Il presidente Emmanuel Macron, sotto pressione per le critiche riguardanti la mancanza di azione, si impegna visibilmente a rafforzare le misure governative. In vista delle elezioni presidenziali del 2027, sottolinea l’importanza della protezione dei minori. Le proteste continuano a livello nazionale; attivisti chiedono riforme legislative concrete come una legge globale contro la violenza su donne e bambini, un migliore supporto ai servizi per la protezione dell’infanzia e l’istituzione di tribunali specializzati.

La tragedia di Lyhanna ha innescato un acceso dibattito sociale sull’efficacia del sistema giudiziario e sulla necessità di riforme fondamentali per la tutela dei minori. La pressione continua delle proteste evidenzia l’urgenza di cambiamenti sistemici per prevenire tragedie simili in futuro e ristabilire la fiducia nelle istituzioni statali.

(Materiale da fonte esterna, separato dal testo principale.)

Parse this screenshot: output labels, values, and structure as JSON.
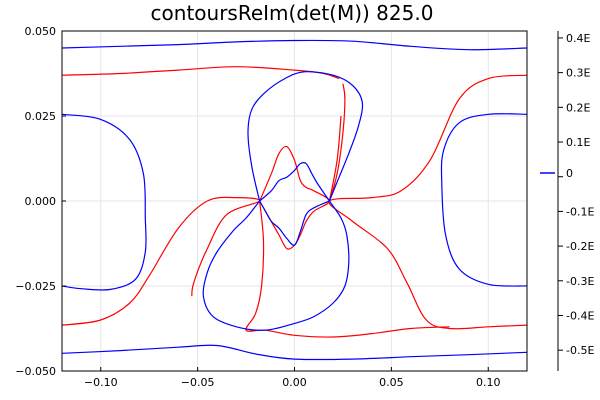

Il coinvolgimento della popolazione dimostra un ampio desiderio di responsabilità e trasparenza nei casi delicati di violenza sessuale. Vengono sempre più prese in considerazione le raccomandazioni di esperti indipendenti e organizzazioni per la protezione dell’infanzia, al fine di migliorare ulteriormente il sistema giudiziario. Infine, anche le misure educative e di prevenzione assumono crescente importanza per sensibilizzare la società nel lungo termine riguardo a questo problema.